Vom prächtigen Zusammenspiel zwischen Kirchen und BRD profitieren die Kirchen dadurch, dass sie auch weiterhin Sonderrechte und Zugriffsmöglichkeiten auf das Menschenmaterial in dem wichtigen gesellschaftlichen Bereich der Bundeswehr haben. In Zeiten, wo die Kirchensteuerzahler nachhaltig vom liebevollen Sinnstiftungs- und Betreuungsangebot der Glaubensgemeinschaften Abstand nehmen, werden sich die Kirchen diese Butter nicht vom Brot nehmen lassen.

Was erwartet der Staat dafür im Gegenzug? Kumpanei? Theologische Sahnehäubchen? Nein, die Preisliste des Staates ist da schon etwas spezifischer und anspruchsvoller. Erstens soll sich die Militärseelsorge darum kümmern, dass die Soldaten auch bei "56 Grad im Schatten" nicht anfangen, durchzudrehen, sondern weiter funktionieren und Dienst schieben. Zweitens sind die Kirchen die gesellschaftlich anerkannten Großmanager in Friedenssymbolik. Friedensgebet, Friedensgeläut, Friedensmärsche, Friedensbotschaft, Friedefürst. Wer solchermaßen von Frieden trieft und dann mitteilt, dass Krieg zwar nicht schön und schlimme Sünde, aber dennoch eben nötig sei und die Soldaten wertgeschätzt gehören, dessen Wort hat Wucht. Was die Kirchen dadurch an gesellschaftlicher Akzeptanz von Krieg und seiner Vorbereitung schaffen, bekommt der Staat alleine durch seine "Wir. Dienen. Deutschland." - Kampagne nicht hin.

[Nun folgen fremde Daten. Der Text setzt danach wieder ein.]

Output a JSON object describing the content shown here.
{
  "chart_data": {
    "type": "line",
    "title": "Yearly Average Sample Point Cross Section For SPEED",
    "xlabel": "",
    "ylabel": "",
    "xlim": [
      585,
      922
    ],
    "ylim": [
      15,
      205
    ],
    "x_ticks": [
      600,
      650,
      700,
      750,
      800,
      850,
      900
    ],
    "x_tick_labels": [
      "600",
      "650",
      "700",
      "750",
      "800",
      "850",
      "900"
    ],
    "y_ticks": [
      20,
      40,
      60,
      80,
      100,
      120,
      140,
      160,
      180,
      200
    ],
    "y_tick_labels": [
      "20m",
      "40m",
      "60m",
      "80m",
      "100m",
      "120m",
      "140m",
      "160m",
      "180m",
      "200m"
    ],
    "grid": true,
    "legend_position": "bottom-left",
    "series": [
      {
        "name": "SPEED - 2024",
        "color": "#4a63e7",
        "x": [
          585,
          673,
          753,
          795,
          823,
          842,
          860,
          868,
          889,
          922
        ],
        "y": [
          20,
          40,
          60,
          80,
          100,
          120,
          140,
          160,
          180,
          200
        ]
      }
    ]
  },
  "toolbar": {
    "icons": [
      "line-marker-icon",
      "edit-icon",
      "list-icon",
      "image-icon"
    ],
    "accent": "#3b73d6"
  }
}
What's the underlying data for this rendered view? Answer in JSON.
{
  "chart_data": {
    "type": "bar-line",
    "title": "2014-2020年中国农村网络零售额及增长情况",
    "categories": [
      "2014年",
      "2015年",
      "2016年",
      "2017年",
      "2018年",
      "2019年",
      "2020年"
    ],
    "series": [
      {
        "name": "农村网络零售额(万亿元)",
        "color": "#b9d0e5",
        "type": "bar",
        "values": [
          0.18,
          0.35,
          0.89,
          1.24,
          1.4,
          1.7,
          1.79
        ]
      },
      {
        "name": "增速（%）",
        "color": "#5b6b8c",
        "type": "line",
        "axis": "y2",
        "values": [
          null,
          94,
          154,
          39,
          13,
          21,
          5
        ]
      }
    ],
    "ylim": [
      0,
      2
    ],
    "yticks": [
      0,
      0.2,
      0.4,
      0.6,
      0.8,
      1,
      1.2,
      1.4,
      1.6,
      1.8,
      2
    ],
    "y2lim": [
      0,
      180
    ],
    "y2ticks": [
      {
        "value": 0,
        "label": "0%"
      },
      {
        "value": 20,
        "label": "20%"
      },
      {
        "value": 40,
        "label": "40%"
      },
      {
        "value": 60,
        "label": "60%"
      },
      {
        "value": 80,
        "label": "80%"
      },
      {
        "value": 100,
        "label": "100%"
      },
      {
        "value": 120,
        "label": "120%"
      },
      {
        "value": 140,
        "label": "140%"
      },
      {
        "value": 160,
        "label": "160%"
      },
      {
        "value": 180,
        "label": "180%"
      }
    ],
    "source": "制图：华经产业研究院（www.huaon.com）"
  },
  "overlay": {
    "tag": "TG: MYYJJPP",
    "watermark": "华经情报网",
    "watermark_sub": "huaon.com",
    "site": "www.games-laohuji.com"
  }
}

Der dritte Punkt ist der wichtigste. Was braucht ein Staat zum Kriegführen? Waffen, eine fachkundige und zum Gehorsam bereite Bedienmannschaft, das Militär also und unwidersprechlich gute Kriegsgründe. Die müssen ganz oben im Wertehimmel hängen. Dort muss sie jemand aufgehängt haben und laufend pflegen. Das ist der entscheidende Beitrag des Glaubens zum Kriegführen. Menschenrechte, Frieden, Freiheit und Bewahrung der Schöpfung wetteifern dort derzeit um die Gunst, der Berufungstitel für das nächste größere Gemetzel sein zu dürfen. Lebensraum im Osten ist out und "Erdöl" und "wirtschaftliche Interessen" entstammen zur Abwechslung mal der linken Märchenkiste. Diese Pflege des Wertehimmels liefern die Profis von der Kirche in unermüdlicher täglicher Arbeit. Schon die Tante vom Kindergottesdienst weiß den Kleinen altersgerecht klar zu machen, dass man nicht alles tun darf, worauf man Lust hat. Frau Pfarrerin vertieft das dann später zur Erkenntnis, dass das anständige Leben daraus besteht, Werten zu folgen. Herr Professor im Oberseminar spannt dann schließlich den Bogen zu den Großen des Geistes und dem angeblich gewaltfreien Mann aus Nazareth.

Und dieses sehr erfolgreiche Geben und Nehmen zwischen der mit Krieg kalkulierenden Staatsgewalt und dem christlichen Glauben möchten Sie dadurch ins Wanken bringen, dass die Militärseelsorge staatsunabhängig werden soll. Da stellen sich bei mir Zweifel ein.